Embora haja uma necessidade urgente de ação global para resolver esta lacuna de recursos, a natureza é uma aliada comprovada para ajudar a reduzir os piores impactos da crise climática.

No Nepal, por exemplo, a proteção das florestas tropicais ajudou a evitar deslizamentos de terra. No Quênia, a implementação de práticas sustentáveis de rotação de pastagens reduziu a erosão do solo causada pelas secas. E nas Filipinas, a proteção dos mangues e dos pântanos diminuiu as inundações provocadas pelas tempestades e pela subida do nível do mar.

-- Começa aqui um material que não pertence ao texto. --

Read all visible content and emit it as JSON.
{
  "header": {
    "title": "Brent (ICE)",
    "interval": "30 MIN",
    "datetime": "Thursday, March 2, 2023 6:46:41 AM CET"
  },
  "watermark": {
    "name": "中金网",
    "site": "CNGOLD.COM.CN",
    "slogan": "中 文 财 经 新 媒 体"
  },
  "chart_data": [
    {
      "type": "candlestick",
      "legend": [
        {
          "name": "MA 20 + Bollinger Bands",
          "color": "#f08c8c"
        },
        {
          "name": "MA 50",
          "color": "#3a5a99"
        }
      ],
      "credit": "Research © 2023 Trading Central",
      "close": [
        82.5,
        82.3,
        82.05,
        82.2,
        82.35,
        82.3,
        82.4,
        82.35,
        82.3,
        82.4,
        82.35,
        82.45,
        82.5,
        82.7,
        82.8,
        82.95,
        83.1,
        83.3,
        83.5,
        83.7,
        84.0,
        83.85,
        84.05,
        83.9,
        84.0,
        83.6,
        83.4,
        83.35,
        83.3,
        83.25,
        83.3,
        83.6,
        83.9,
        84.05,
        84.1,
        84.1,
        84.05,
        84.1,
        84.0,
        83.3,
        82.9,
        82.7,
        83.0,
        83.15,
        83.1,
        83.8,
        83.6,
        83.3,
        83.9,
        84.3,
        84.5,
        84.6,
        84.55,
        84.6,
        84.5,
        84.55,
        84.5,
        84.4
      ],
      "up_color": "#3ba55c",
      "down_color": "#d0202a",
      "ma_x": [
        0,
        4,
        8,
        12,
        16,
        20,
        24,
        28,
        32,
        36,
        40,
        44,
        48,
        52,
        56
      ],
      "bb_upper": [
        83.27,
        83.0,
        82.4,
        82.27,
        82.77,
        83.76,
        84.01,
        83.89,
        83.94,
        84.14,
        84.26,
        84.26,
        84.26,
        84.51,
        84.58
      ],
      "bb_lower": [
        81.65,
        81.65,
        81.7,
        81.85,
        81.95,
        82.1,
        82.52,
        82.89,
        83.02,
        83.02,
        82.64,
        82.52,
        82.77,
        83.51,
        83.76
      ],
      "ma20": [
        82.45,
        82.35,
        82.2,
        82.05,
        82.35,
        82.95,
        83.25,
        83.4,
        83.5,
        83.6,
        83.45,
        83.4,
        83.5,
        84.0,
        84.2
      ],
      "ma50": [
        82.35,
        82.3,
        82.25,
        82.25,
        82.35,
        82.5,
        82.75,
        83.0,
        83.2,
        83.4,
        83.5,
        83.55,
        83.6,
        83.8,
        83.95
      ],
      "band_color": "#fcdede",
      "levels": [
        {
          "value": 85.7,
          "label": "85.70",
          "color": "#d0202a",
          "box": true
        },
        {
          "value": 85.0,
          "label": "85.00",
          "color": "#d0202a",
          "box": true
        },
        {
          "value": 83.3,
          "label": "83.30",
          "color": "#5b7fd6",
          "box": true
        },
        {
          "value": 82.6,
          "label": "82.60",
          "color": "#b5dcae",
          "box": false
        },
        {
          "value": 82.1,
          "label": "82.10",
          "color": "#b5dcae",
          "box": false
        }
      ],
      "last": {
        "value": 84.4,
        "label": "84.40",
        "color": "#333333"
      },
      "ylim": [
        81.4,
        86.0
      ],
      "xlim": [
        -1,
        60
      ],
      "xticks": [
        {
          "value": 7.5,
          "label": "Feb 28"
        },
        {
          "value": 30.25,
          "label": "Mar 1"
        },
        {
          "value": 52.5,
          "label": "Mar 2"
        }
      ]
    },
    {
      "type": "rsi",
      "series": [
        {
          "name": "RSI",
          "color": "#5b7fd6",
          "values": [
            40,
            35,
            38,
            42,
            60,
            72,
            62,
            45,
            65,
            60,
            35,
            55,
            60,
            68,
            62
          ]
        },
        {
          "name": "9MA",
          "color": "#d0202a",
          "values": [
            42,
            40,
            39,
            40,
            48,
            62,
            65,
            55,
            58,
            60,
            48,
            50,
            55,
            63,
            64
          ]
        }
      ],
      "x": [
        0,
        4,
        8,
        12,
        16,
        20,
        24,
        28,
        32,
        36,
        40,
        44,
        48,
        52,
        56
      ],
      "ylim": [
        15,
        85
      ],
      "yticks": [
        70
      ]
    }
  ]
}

"Gostamos de chamar às Soluções Baseadas na Natureza (SBNs) de 'opções sem arrependimento' – São frequentemente mais baratas, eficazes e já estão disponíveis", disse Donatti.

As Soluções Baseadas na Natureza não só ajudam as comunidades a tornarem-se mais resistentes às catástrofes climáticas, como também melhoram a segurança alimentar, apoiam o desenvolvimento econômico e ajudam a proteger a vida selvagem. Isto é fundamental, uma vez que mais de dois terços das pessoas que vivem nos trópicos dependem diretamente da natureza para as suas necessidades básicas.

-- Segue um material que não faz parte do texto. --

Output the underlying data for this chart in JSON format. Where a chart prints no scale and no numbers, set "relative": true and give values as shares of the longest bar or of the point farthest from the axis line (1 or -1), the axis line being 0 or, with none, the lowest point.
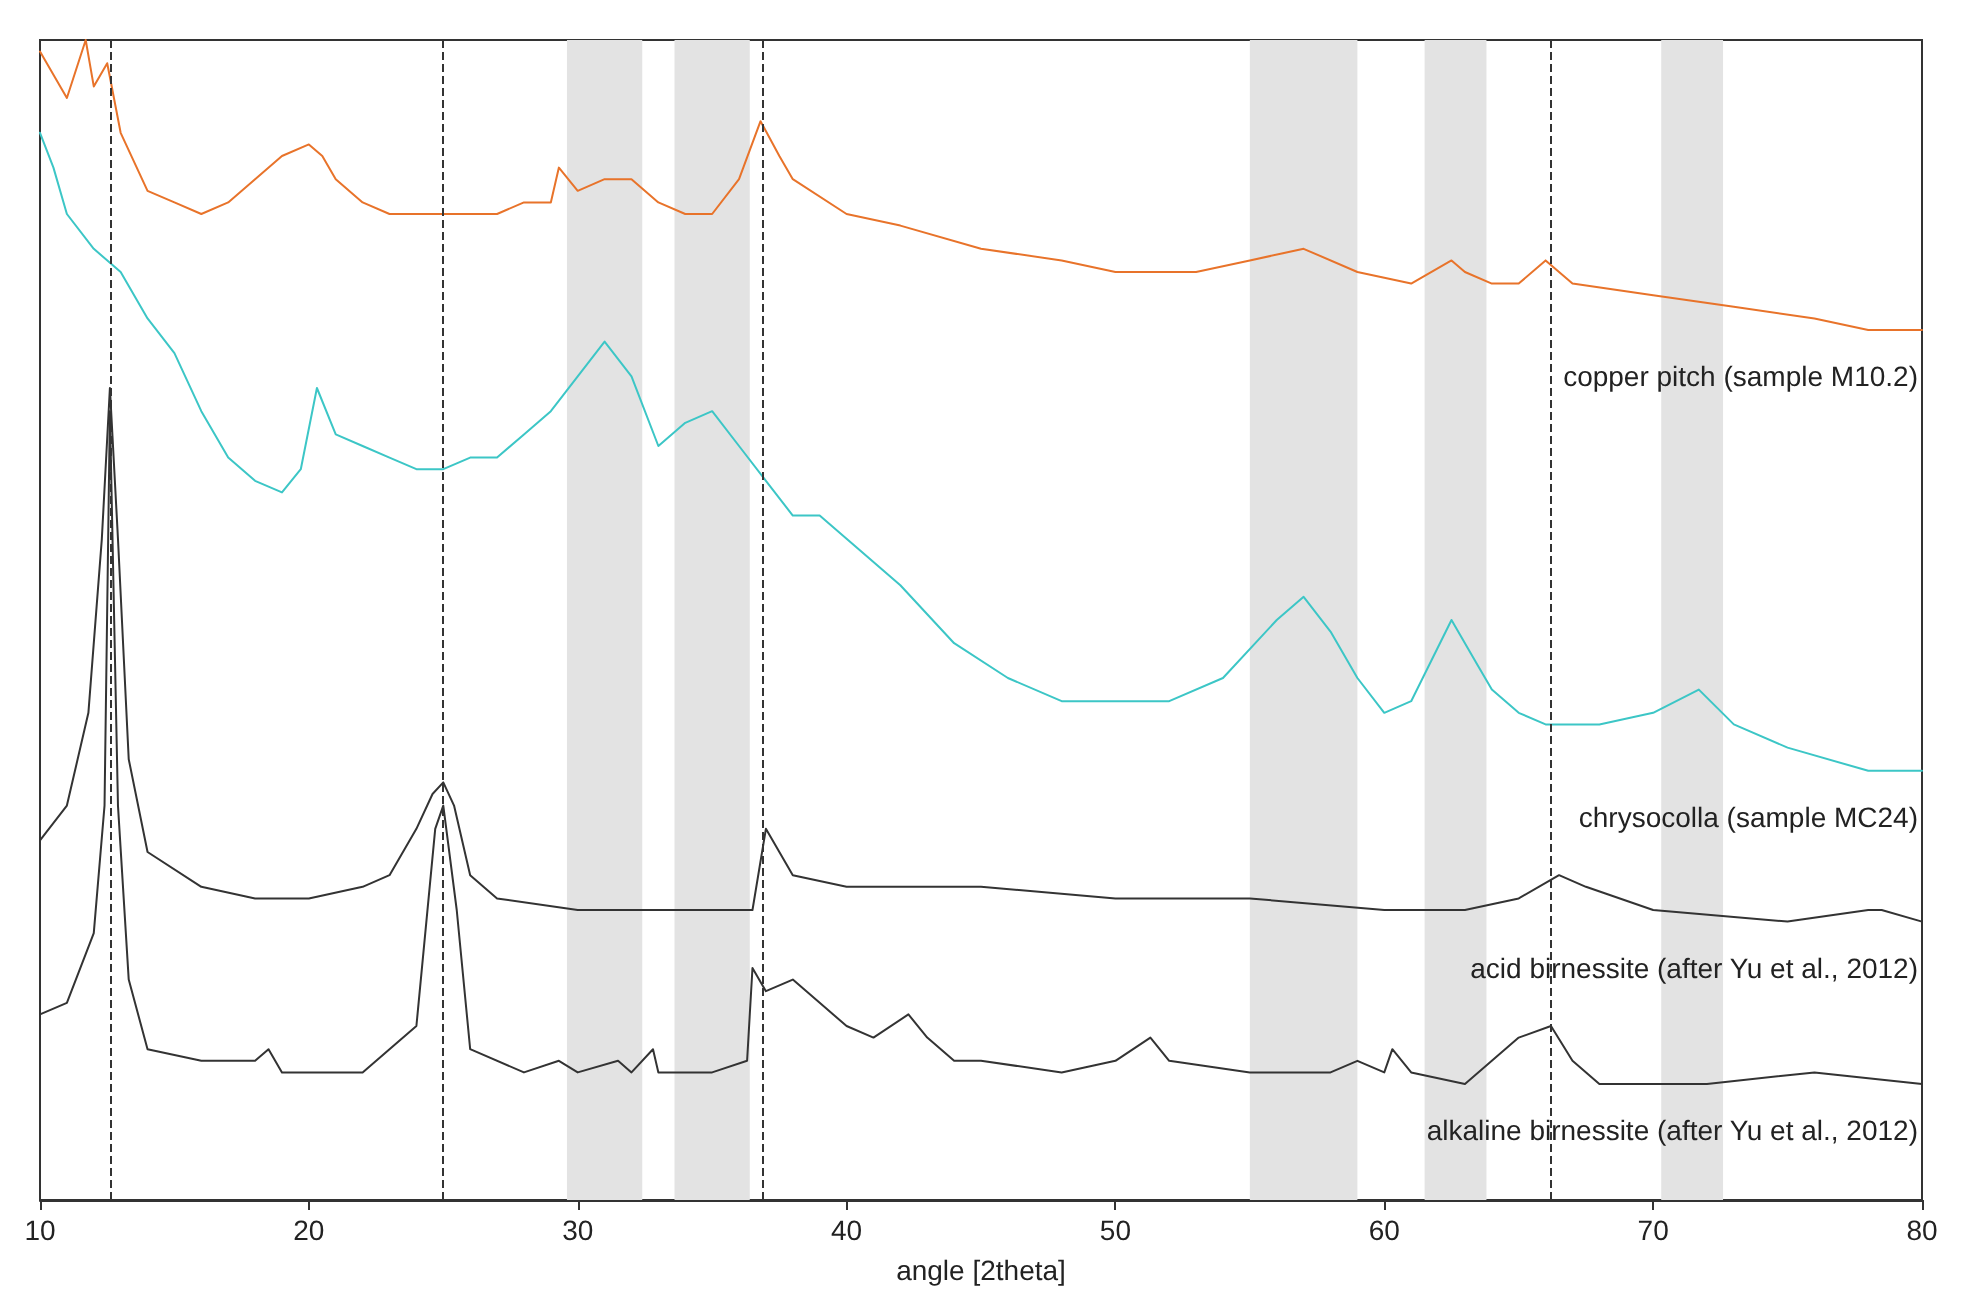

Por exemplo, em Madagascar, as secas devastadoras, pontuadas por ciclones intensos, exacerbaram a pobreza e a subnutrição. Durante anos, a Conservação Internacional tem trabalhado com agricultores para adotar práticas agrícolas sustentáveis, mais resistentes à seca e aos ciclones.

Isso está funcionando. Um relatório recente concluiu que os agricultores que adotaram práticas agrícolas sustentáveis, como as culturas resistentes à seca e a cobertura vegetal para evitar a erosão do solo durante as chuvas fortes, não só tinham menos probabilidades de desmatar terras ao redor para complementação de renda, como também tinham maior segurança alimentar – um indicador importante em um país onde cerca de um terço da população não tem comida suficiente.

"Temos tempo e recursos limitados para agir", disse Camila Donatti. "Sabemos onde as pessoas estão enfrentando mais dificuldades – e quais ações podem ajudar – então é fundamental que concentremos os nossos esforços onde podemos gerar o maior impacto."